MRD Effective as Surrogate Endpoint in CLL?

December 12, 2018
Leah Lawrence

A patient’s minimal residual disease status may serve as a surrogate marker for outcome in clinical trials of chronic lymphocytic leukemia in patients with comorbidities.

A patient’s minimal residual disease (MRD) status may serve as a surrogate marker for outcome in clinical trials of chronic lymphocytic leukemia (CLL), according to a recent study that showed MRD status was independently associated with progression-free (PFS) and overall survival (OS) in patients with comorbidities.

“There is now increasing evidence to support the use of MRD as a surrogate endpoint for long-term outcome in clinical trials,” wrote Anton W. Langerak, of Erasmus University Medical Center, Netherlands, and colleagues in Blood. “While most of this evidence comes from studies carried out in young, fit patients, our data shows that MRD retains its prognostic significance in a patient population that is generally older, less fit, and treated with less intense treatment regimens.”

According to the study, most patients with CLL are older and have one or more comorbidities making them ineligible for intensive chemotherapy regimens. However, the CLL11 trial established that obinutuzumab plus chlorambucil (G-Clb) as a standard of care for previously untreated CLL in patients with comorbidities. The trial showed a greater benefit to G-Clb than rituximab plus chlorambucil (R-Clb).
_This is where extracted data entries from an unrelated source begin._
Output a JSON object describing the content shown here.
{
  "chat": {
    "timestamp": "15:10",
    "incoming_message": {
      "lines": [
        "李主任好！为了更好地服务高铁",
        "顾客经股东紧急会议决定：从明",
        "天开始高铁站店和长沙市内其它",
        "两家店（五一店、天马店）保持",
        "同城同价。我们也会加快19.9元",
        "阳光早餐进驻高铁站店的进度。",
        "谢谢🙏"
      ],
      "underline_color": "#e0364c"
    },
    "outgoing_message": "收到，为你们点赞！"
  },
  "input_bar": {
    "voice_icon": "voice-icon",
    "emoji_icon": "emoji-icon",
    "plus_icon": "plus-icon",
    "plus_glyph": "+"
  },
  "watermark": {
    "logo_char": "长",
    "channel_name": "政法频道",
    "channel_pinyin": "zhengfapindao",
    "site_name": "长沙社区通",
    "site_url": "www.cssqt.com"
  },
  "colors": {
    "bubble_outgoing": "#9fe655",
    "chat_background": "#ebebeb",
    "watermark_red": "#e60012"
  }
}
Here, Langerak and colleagues used data from CLL to look at the effect of these two treatment regimens on MRD levels and whether MRD assessment had any prognostic value.

The CLL11 trial was a randomized, three-arm, phase III study comparing safety and efficacy of G-Clb and R-Clb vs Clb alone (stage 1), and G-Clb vs R-Clb (Stage 2) in patients with untreated CLL and comorbidities. For this analysis, the researchers considered only the 663 patients from stage 2.

The patients were randomly assigned 1:2:2 to Clb alone, G-Clb, or R-Clb. MRD was analyzed in peripheral blood and bone marrow, and patients were classified as MRD-positive, MRD-intermediate, and MRD-undetectable.

Using peripheral blood, 19% of patients were MRD-undetectable, 27.8%, MRD-intermediate, and 53.2% were MRD-positive. Patients with undetectable MRD had a median PFS of 56.4 months compared with 23.9 months for MRD-intermediate patients (Hazard Ratio [HR], 2.65; 95% CI, 1.91–3.69; P < .001) and 13.9 months for MRD-positive patients (HR, 6.53; 95% CI, 4.78–8.92; P < .001).

MRD was also associated with OS rates. The median OS was longer for patients with undetectable MRD compared with intermediate MRD (HR, 1.43; 95% CI, 0.91–2.26) and significantly longer compared with MRD-positive patients (HR, 2.24; 95% CI, 1.49–3.37; P < .001).

An undetectable MRD was more common in patients treated with G-Clb compared with those assigned R-Clb (35.8% vs 3.3%, P < .001). Additionally, patients with MRD-undetectable had numerically longer PFS when treated with G-Clb than in those treated with R-Clb (57.3 vs 35.6 months). According to the researchers, this difference “may suggest preferential clearing of peripheral blood in the G-Clb arm however, patient numbers in the R-Clb arm are too low to allow any firm conclusions to be drawn.”

No treatment differences were observed for patients with MRD-intermediate or positive patients.

Multivariate analysis showed that MRD-positivity and G-Clb treatment were independent prognostic factors for progression-free survival in peripheral blood. MRD-positivity was also an independent prognostic factor for OS (P < .003).